Ignatious held up one paw in a STOP gesture because he could see that Harvey was about to ask why again. Ignatious liked imparting knowledge, but he found a litany of whys annoying.
"Go," he said. "Stay with your mother and siblings. If you run off by yourself, you might never find your way back here. I myself made a foolish mistake once in leaving the university library, and..." He stopped himself. Too long a story. Not of interest to young ones.
"Oh, we're coming back?" Harvey asked.
"Of course. When the danger is past. Now GO!"
So Harvey scampered off to find his mother, chattering away, telling everyone what he had learned—"It means 'departure'! We're going away in a large group! To Outdoors! We're escaping danger! We'll be coming back! It's Greek! Greek's an ancient language!"—until finally someone swatted him on his rear and told him to shut up.
They all slept on Tuesday, all day, preparing themselves for what lay ahead.
Then it was Tuesday night and time to go.
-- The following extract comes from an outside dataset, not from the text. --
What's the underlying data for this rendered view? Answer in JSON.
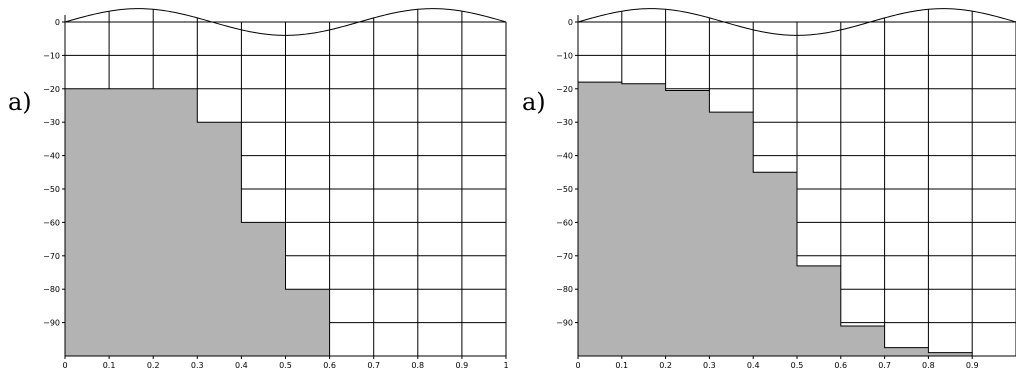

They left under cover of darkness, led by Hildegarde, with Frederick and Jeremiah dashing along the side of the procession, back and forth, keeping everyone in order and silent. No singing allowed. Mothers helped their children. Even Harvey was quiet and wide-eyed. Then, silently, they flattened themselves and more than two hundred mice squeezed under the heavy wooden front door of Saint Bartholemew's, out into the night, into Outdoors.
Chapter 7
Yikes! Outdoors!
When he realized why the church mice were all jumping about and giggling, Roderick explained. "It's grass," he told them. "It's called grass."
Almost none of them had ever seen, or felt, grass before. It tickled as they made their way through it in the night.
"Is this Outdoors?" Harvey squealed. "Is this what Outdoors is like?" He dashed about in the grass.
"Yes. Shhh. Come this way!" Hildegarde called. "To the churchyard cemetery!"
***
"This is quite an ordinary grass," Ignatious muttered, as he strode along, talking to anyone who was listening. "The correct name is monocotyledonous graminoids, by the way. That's Latin. I spent quite a bit of time in the botany section of the university library. Nibbled quite a few books about grasses. There are many varieties. There are some amazing ornamental grasses, for example. And on a golf green, the quality of the grass is very important. A golfer..."
No one was paying any attention to Ignatious. He talked on and on, but they had reached the little cemetery now and all of the church mice had spread out. They rushed around, looking for the best places to create their nests. Here and there they stopped to nibble on a flower or two. But Hildegarde was reminding them that they had to find a nicely hidden place.
"When you've found your spot, settle in and get comfy. Then before it turns light, I'll call a meeting and make a few announcements," she said.
"I'm going over there, to the base of that statue," she confided quietly to Roderick, and pointed. "Join me if you wish. I see some nice mossy crevices."
Roderick was flattered. Normally Hildegarde remained aloof. But of course this was not an ordinary time. Each of the mice felt a little insecure in such unknown territory. But at least they felt safer here than in the church. They would hide in the cemetery during the visit tomorrow of the Great X—and perhaps they would have to stay out here one more day, because a Great X sometimes sprayed poisonous fumes and they would have to wait for those to subside—but then probably Friday night, again under cover of darkness, they would make their way back into Saint Bartholemew's, just in time to prepare for the next dangerous time: the Blessing of the Animals.